Sevim abla odadan çıktıktan uzun süre sonra Yeşim odama gelmişti. Puf koltuğuma oturdu. Saat 19.40 olmuştu. Kafamı telefondan kaldırıp Yeşime baktığımda farkettim ki bana ters ters bakıyordu. Bende derdini anlayınca birazcık takılmaya başladım:
''Yeşim ben babamdan çok sana yakınım, aslında o çocuk çok yakışıklı sence kabul mu etsem?''
Yeşim burnundan soluyarak cevap verdi
''Çocuk yakışıklı ama ona güzel kız lazım dimi?''
''Ee yani benim gibi bir kız lazım demek ki de ondan beni istedi.''
Ben sadece takılıyordum ama Yeşim bir anda bağırmaya başladı
''Sen kendini ne sanmaya başladın Ezgi? Alt tarafı sana teklif etti sen evet diyince çocuğun seni isteyeceği nereden belli? Ayrıca ben daha güzelim. Adam bana söyleyeceğine sana söyledi ama sen hayır derken ben istediğimi çoktan söylemiş olucam.''
Bana o kadar yaklaşmış ve kıs kıs gülerek söylüyordu ki adeta gözünü şeytan bürümüş gibiydi. Tam o sırada zilin sesini duydum. Babamın Yiğit dediğini duydum iyi ki de duydum yoksa Yeşimin saçına yapışacaktım. Sinirlenmemin sebebi böyle bir konuda annesine uyup benimle kavga etmesiydi. Koşar adımlarla aşağı indim. Yiğit Bey içeri davet edilmiş koltukta oturuyorlardı. Herkes gözümün içine bakıyordu tabii ben de onlara bakıyordum. Telefonunu vermişti neden gelmişti diye merak ederken sormama gerek kalmadı
''Öyle bakmayın telefon numaramı vermiştim ama cevap için dayanamadım ve geldim.''
Kafamı salladıktan sonra bende koltuğa oturdum. Sevim abla teklif hakkında konuşmayacağımı ve cevabımın hayır olduğunu düşünerekten konuşmaya başladı
''Yiğit Bey Ezgi yerine...'' derken lafını böldüm
''Ben teklifinizi düşündüm Yiğit Bey. Bu teklife cevabım Evet'' Yok artık bu cevabı ben dedim. Allah'ım Yarabbim Yeşime ve Sevim ablaya sinirimden anlık olarak Evet dedim. Yiğit Kılıç gülerek bakıyordu ama diğerleri şok içinde kalmışlardı. Hayır diyeceğime kendimi de o kadar inandırmıştım ki evet diyince kendim de şok olmuştum. O sırada telefonum çaldı. İş görüşmesinin kabul gördüğünü yarın sabah işe başlayacağımı söylediler. Telefonu kapattıktan sonra gülümserken evdeki herkesin şok içinde bana bakmaya devam ettiğini unutmuştum. Yiğit Kılıç kahvesini tek seferde içip ayağa kalktı ve konuşmaya başladı
''Güzelll o zaman iş hallolmuştur. Yeni işin içinde tebrik ederim.'' Kulağıma doğru yaklaştı ve
''Bir gün seni kurtardığım için bana teşekkür edeceksin'' dedi
''Beni kurtarmanız gereken bir sebep mi var?''
''Her şeyin zamanı var. Zamanı gelecek merak etme.''
Ben ne olduğunu anlamaya çalışırken Yiğit Kılıç herkese (özellikle bana) veda ederek, borç işini oğlu ve beni görünce konuşulacağını söyleyerek evden ayrıldı.

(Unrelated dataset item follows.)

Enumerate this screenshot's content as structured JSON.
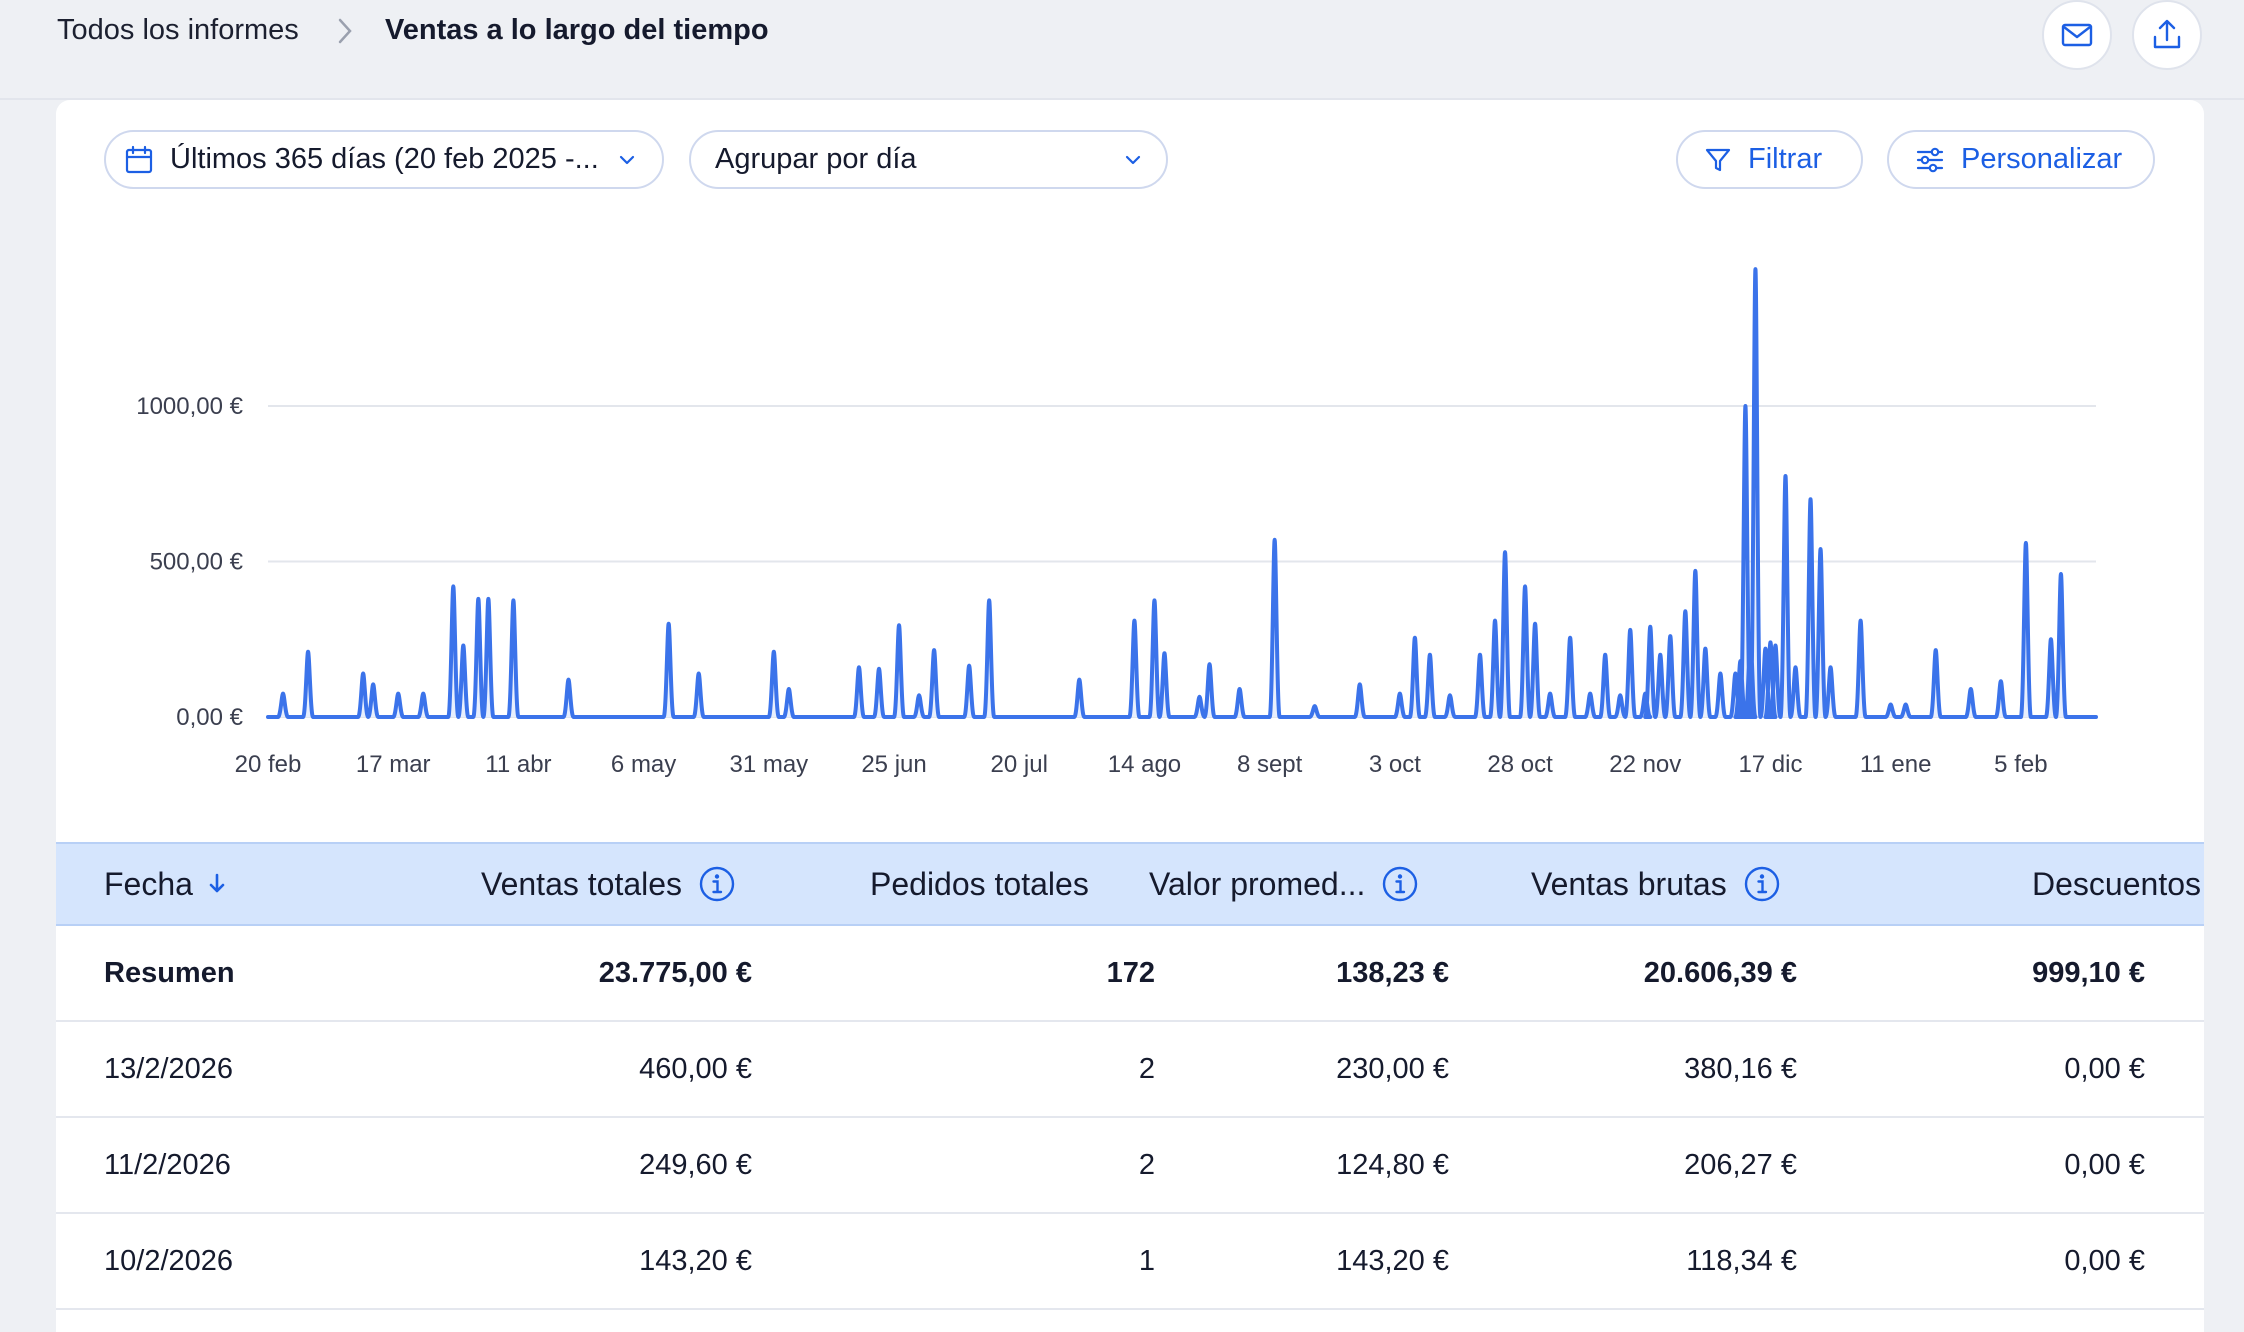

Babam bir anda sinirle omuzlarımdan tutup beni sarsmaya başladı
''Ezgi nasıl evet dersin?! Sana böyle bir şey yapmamanı söylemedim mi ben kızım? Neden böyle bir şey yaptın?!''
Ben tam konuşacakken babam ağlamaya başladı ve bana sarılarak sözüne devam etti
''Babanın yaptığı şeyler yüzünden mecbur kaldığın şeye bak.'' Ahh baba ah bilmiyorsun ki kızın sinirden Evet dedi
''Hayır baba öyle söyleme. Lütfen ağlama belki her şeyin iyisi böyledir.'' O sırada Sevim abla da bana yaklaştı
''Sağol Ezgiciğim. Ne kadar bize kötü bir cevap olarak gelse de evimizi kurtardın.''
Kafamı rica ederim dercesine salladıktan birkaç dakika sonra evin ortamı biraz daha normale dönmüştü. Ben de odama çıktım. Yatarak telefona bakınca vakit öyle çabuk geçmişti ki 2 saat öylece sosyal medyada dolaşmışım. Tam kalkıp aşağı insem mi diye düşünürken odanın kapısı çaldı
''Girebilir miyim Ezgi?'' Yeşim gelmişti
''Gir.''
Odaya girdikten sonra masum masum bakarak yanıma oturdu
''Ne diyeceğimi bilmiyorum ama şeyy. Ya şey Ezgi ya özür dilerim. Bugün söylediklerimi benim söylediğime inanamıyorum. Annemin dolduruşuna geldim baskısına maruz kaldım içimden resmen başka bir şey çıktı lütfen affet beni. Sen benim ablam, sırdaşım, arkadaşım, canım, her şeyimsin çok üzgünüm hatta bugün ki beni unut öyle bir Yeşimi görmemiş ol.''
''Yeşim ben de öyle davrandığında şok oldum. Resmen gözünü şeytan bürümüştü kızım böyle bir konuda neden benimle kavga etmeye çalıştın.'' Oflayarak cevap verdi
''Annem zengin olduğunu hem evimizi kurtaracağımızı hem de benim yakışıklı bir mankenle çok güzel bir hayat süreceğimi savundu. Ben de tabi o anlık heyecanla senin yerine geçmek istedim ama lütfen barışalım ya affet beni o Yeşim ben değilim.''
''Biraz unutmak zor olur ama hadi affedeyim bari.''
Kocaman bir çığlık patlatıp boynuma sarıldı ikimiz de yere düştük. Acı içinde kollarımıza bakarken göz göze gelince kahkaha patlatıverdik. Küçükken de böyleydi Yeşim ağzına geleni sayar sonra ben onu döverdim. Tabii ki sonra barışmaya yine Yeşim gelirdi.
''Bu arada yeni işin için de tebrik ederim canım benim. Hatta bugün güzel kız lazım o çocuğa demiştim ya asıl sana yakışıklı bir çocuk lazım. Fiziğin çok güzel, kahverengi uzun saçların var, koyu kahverengi gözlüsün, kirpiklerin gür, ellerin...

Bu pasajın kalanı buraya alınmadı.